Ruby Array indexes (and ranges)

A Ruby array looks a bit like this:

scooby_doo_characters = [ 'Daphney', 'Fred', 'Scoob', 'Scrappy', 'Shaggy', 'Velma' ]

You might also see it defined with a percent string. Or even through Array.new.

ary[index]

However you make the array, you’ll be able to refer to items in the same way.

puts scooby_doo_characters[2]

# => Scoob

It’s worthwhile knowing that arrays, like in many languages, are indexed starting from 0. So, [0] is the first item in an array. Another fun, special kind of index are negative numbers, for instance where [-1] is the final element. [-2] is the penultimate one.

puts scooby_doo_characters[-2]

# => Scoob

Fun fact: `-0` isn't a valid index. Or rather, it is, but you'll just be getting `[0]`, as -0 is the only number that everyone agrees is where maths has gone too far.

ary[start, length]

The way you grab just a chunk of an array is passing a second argument to it.

scooby_doo_characters[1, 3]

# => ['Fred', 'Scoob', 'Scrappy']

This is the exact same method as if we were to use slice(1, 3). The thing that always confuses me is that the second argument is the number of items you want returned, not the index to stop at. The impact is that, if you want the all but the last three elements, you can’t do something like:

scooby_doo_characters[1, -3]

Negative lengths do nothing, but it’s worth baring in mind that they do not error. 100% percent of the time I use ary[start, length] I introduce this bug.

The `[]` notation is actually just a method call with a funny looking name; you can make your own `def [] (key)` and `def []= (key, item)` methods if you want. `[]` is special, in that you can't use most other characters. `def () (key)` is not a thing.

ary[range]

There’s a final way to refer to elements in arrays, which is to give it a range.

Ranges are another feature of Ruby which give you a thing to iterate over. You can make ‘em with Range.new(1, 3), but more frequently you’ll see them as (1..3) (inclusive) or (1...3) (not including 3). You can iterate straight over these, using each and whatnot, but to see their values on IRB or some much, you can to_a them.

You can throw ranges straight into arrays, by splatting them. `[*1..3]` is the same as `(1..3).to_a`. However, it looks very odd, and I don't like it. It's a very difficult thing to Google for if you're not familar with it. In fact, the whole reason for this blog post was because I came across `[*?a..?z]` which confused the check out of me.

`?a` is just a shorthand for `'a'`, but lead me on a fruitless trail looking for what `*?` did.

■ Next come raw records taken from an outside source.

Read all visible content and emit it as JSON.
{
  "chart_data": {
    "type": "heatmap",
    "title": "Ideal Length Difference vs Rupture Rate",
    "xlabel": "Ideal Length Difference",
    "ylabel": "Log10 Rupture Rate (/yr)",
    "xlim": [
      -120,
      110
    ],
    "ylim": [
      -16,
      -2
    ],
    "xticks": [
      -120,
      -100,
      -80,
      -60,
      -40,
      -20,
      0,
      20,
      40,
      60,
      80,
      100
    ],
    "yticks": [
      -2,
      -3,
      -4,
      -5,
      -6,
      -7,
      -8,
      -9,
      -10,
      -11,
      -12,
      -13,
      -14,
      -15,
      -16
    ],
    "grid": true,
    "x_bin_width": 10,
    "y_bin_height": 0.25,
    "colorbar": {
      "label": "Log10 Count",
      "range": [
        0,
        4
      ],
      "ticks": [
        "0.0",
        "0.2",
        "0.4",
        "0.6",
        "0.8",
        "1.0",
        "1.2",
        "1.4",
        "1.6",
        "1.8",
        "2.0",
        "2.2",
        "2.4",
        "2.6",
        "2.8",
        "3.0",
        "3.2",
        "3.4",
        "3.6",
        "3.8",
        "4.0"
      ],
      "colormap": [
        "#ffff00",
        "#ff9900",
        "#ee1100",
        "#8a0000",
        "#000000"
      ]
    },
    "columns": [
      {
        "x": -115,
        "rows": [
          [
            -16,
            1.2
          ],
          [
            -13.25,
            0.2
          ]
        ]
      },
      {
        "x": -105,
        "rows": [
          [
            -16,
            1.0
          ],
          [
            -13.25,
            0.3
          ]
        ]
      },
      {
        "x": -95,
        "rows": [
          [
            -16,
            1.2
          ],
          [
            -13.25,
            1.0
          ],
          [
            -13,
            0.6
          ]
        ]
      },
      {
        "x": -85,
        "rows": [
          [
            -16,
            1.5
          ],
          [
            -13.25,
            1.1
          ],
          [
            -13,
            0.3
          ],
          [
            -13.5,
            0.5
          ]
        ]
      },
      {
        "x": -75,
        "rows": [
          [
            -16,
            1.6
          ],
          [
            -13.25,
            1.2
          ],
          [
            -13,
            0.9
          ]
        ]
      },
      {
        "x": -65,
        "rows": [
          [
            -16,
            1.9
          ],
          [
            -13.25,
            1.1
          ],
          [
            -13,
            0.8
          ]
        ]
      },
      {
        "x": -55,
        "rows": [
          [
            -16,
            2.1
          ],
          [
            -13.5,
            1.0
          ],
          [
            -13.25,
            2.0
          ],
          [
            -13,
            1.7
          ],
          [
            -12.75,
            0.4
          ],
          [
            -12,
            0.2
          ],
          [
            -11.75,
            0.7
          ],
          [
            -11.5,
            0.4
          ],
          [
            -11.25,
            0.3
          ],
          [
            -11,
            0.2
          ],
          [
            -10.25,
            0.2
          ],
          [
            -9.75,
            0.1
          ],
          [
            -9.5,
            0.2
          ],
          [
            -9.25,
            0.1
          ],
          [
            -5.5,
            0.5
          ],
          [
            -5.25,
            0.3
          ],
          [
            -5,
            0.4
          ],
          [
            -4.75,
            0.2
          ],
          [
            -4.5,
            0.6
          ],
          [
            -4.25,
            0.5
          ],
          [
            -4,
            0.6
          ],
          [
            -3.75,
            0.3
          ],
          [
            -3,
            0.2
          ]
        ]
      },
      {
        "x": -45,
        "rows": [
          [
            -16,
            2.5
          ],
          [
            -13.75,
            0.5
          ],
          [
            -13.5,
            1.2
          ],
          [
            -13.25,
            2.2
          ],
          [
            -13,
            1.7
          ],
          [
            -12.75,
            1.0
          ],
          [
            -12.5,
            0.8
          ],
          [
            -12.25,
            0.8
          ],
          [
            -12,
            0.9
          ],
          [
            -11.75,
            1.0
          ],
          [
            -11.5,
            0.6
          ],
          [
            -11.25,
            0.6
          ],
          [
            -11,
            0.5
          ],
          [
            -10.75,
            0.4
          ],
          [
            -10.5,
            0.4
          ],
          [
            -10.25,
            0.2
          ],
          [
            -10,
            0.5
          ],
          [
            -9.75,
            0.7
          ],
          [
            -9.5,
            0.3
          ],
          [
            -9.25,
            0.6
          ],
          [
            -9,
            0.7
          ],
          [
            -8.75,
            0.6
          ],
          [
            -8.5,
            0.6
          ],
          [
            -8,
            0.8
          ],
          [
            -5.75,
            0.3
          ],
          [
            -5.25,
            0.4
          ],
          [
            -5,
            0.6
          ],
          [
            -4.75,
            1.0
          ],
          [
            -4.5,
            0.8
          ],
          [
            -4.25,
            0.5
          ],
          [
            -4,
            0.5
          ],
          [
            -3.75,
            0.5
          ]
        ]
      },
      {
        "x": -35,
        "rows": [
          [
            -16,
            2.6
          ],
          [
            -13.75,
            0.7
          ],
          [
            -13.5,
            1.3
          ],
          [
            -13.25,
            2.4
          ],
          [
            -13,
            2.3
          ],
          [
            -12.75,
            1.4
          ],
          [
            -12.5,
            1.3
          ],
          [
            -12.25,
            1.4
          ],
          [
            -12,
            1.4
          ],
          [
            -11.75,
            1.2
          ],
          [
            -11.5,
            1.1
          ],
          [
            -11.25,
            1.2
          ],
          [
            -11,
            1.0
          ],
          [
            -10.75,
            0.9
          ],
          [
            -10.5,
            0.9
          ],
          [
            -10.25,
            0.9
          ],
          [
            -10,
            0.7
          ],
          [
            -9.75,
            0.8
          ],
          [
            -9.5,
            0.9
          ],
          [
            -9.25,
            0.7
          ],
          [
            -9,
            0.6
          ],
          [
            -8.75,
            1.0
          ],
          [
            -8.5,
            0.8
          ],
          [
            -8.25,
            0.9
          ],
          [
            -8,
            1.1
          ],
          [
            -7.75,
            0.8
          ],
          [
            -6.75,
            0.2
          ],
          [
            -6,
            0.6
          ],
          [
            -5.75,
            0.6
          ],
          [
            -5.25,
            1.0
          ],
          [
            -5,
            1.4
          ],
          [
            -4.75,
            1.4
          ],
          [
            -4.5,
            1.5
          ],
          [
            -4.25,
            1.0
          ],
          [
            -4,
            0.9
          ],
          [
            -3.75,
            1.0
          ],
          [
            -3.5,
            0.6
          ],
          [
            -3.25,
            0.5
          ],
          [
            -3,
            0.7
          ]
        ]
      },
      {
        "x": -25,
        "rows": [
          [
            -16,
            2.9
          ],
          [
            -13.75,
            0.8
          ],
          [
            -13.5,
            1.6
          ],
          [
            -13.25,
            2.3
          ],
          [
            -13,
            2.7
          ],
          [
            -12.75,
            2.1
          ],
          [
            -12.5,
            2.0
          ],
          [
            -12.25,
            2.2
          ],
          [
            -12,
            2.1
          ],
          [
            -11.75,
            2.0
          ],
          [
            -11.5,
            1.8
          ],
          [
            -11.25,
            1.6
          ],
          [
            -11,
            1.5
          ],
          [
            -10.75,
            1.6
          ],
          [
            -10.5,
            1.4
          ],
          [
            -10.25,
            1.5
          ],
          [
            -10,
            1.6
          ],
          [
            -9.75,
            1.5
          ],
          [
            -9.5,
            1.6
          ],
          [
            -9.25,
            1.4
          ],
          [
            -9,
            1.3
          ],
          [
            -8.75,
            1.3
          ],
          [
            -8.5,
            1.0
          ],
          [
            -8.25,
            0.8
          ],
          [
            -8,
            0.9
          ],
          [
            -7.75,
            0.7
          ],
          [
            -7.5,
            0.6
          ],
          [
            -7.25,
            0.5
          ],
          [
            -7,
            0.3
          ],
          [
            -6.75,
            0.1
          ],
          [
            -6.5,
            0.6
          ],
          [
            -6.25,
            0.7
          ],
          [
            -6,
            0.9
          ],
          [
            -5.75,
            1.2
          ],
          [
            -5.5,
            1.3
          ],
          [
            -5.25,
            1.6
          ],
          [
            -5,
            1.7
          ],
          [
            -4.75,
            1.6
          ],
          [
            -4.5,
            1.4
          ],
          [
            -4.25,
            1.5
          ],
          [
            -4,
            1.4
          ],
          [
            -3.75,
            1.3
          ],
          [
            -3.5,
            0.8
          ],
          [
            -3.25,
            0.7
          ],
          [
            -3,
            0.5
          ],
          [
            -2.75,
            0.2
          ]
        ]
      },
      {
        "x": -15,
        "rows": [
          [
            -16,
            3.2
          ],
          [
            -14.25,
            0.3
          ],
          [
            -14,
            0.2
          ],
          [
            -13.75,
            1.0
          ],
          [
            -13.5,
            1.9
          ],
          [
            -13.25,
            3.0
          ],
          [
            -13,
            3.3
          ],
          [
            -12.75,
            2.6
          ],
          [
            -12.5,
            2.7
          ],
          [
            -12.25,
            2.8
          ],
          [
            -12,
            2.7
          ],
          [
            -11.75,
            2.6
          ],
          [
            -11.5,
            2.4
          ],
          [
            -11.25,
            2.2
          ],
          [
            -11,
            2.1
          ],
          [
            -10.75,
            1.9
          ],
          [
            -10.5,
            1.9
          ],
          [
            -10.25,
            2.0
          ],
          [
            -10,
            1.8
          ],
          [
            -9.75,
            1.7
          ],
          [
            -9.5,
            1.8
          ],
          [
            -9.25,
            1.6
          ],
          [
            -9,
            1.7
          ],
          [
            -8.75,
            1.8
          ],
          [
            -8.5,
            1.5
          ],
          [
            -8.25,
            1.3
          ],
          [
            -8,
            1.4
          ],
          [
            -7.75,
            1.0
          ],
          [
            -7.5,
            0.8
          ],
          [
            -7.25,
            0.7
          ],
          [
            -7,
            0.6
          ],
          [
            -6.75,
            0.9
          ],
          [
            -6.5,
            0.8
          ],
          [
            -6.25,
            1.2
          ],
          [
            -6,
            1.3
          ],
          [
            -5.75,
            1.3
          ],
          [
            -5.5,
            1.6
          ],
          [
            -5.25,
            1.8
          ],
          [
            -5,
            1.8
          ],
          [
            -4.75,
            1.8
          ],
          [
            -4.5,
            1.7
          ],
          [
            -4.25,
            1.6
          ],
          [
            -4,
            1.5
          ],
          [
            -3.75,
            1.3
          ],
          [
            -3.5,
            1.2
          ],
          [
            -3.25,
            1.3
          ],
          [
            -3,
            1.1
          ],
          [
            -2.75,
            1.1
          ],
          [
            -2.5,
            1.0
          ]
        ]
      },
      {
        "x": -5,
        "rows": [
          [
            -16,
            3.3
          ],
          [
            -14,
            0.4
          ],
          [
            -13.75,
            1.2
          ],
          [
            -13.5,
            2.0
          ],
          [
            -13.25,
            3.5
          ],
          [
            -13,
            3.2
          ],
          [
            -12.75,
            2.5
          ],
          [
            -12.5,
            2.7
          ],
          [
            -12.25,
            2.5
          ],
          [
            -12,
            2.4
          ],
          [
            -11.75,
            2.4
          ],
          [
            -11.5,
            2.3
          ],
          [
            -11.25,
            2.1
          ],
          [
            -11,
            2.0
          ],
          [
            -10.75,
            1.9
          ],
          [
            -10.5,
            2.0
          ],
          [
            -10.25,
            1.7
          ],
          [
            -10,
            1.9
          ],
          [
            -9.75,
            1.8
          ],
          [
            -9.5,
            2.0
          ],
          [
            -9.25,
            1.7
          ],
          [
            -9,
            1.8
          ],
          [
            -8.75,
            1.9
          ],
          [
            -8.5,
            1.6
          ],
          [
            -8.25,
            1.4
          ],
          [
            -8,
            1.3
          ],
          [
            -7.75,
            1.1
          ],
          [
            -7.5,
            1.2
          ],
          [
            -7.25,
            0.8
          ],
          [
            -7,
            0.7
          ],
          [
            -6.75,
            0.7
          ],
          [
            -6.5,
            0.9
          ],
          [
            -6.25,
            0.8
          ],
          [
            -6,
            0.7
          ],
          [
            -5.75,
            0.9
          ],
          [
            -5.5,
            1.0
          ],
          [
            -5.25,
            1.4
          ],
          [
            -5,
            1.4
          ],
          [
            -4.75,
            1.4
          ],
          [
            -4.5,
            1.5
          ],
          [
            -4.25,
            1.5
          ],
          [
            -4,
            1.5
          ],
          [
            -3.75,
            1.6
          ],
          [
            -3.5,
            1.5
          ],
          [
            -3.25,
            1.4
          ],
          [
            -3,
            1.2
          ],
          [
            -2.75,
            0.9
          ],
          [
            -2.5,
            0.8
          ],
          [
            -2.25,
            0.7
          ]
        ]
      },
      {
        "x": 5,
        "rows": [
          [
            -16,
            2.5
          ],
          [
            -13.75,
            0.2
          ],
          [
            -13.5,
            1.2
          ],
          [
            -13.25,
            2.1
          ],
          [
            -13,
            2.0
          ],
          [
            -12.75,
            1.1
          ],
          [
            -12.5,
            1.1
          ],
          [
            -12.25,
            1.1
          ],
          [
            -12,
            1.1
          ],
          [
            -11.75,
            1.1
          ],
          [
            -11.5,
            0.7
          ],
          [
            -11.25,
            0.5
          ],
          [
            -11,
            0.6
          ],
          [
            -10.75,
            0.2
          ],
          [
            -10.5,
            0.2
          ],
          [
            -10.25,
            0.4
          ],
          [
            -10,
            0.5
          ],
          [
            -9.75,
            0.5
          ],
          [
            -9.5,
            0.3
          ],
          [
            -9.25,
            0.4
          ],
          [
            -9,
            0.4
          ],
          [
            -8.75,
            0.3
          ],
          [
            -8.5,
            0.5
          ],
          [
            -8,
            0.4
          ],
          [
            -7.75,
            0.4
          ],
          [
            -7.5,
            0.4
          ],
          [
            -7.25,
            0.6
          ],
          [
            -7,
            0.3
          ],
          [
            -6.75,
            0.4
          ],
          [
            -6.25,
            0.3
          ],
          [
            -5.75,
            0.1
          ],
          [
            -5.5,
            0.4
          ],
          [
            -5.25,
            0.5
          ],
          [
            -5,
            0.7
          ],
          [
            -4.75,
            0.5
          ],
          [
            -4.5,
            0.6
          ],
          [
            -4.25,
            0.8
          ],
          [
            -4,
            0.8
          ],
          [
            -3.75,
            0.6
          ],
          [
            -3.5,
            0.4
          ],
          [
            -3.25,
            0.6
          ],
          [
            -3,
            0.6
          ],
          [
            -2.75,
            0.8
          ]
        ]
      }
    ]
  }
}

You can give ranges to split out items you want. The following two lines output the same thing:

scooby_doo_characters[1, 3]
scooby_doo_characters[(1..3)]

Now, if you do (1..-3).to_a you don’t get anything returned. It’s not a valid range. If you try to iterate over it, it will take zero cycles. However, for some exciting reason, you can pass them to ary[range]. It does exactly what I wanted earlier: give me the elements from one, until the third last.

scooby_doo_characters[(1..-3)]

# => ["Fred", "Scoob", "Scrappy"]

My assumption was that under the hood, the Array would use the Range to tell it what indexes it should use, turning it back into a simple ary[index] call. It would stop when Range runs out of items. That’s not happening though, as Range can only count upwards. In fact, it doesn’t even know how to count upwards, but rather needs a succ method to tell it what the next value is. The reason the Range can get from 1 to 2 is because 1.succ => 2. It simply keeps going until the current value is equal to the end value.

So what the heck are Arrays doing?

To understand that, we need to try to follow the C code, get frustrated with it, and then realise there’s a lovely comment explaining it all.

You can see, it completely ignores the enumerative nature of the Range, treating it as a data structure to simply hold the start and end values. It never needs to call each (or similar) on the Range. And doesn’t care what the first or last values are.

When the end is negative, it does some work to figure out how from the end that number is, and then can figure out how many elements we want returning. From there, it can simply go back to ary[index, length].

Enumerator::ArithmeticSequence

For completeness, I should mention that you can also pass a Enumerator::ArithmeticSequence as a range. This is basically a range with larger than 1 step between each number.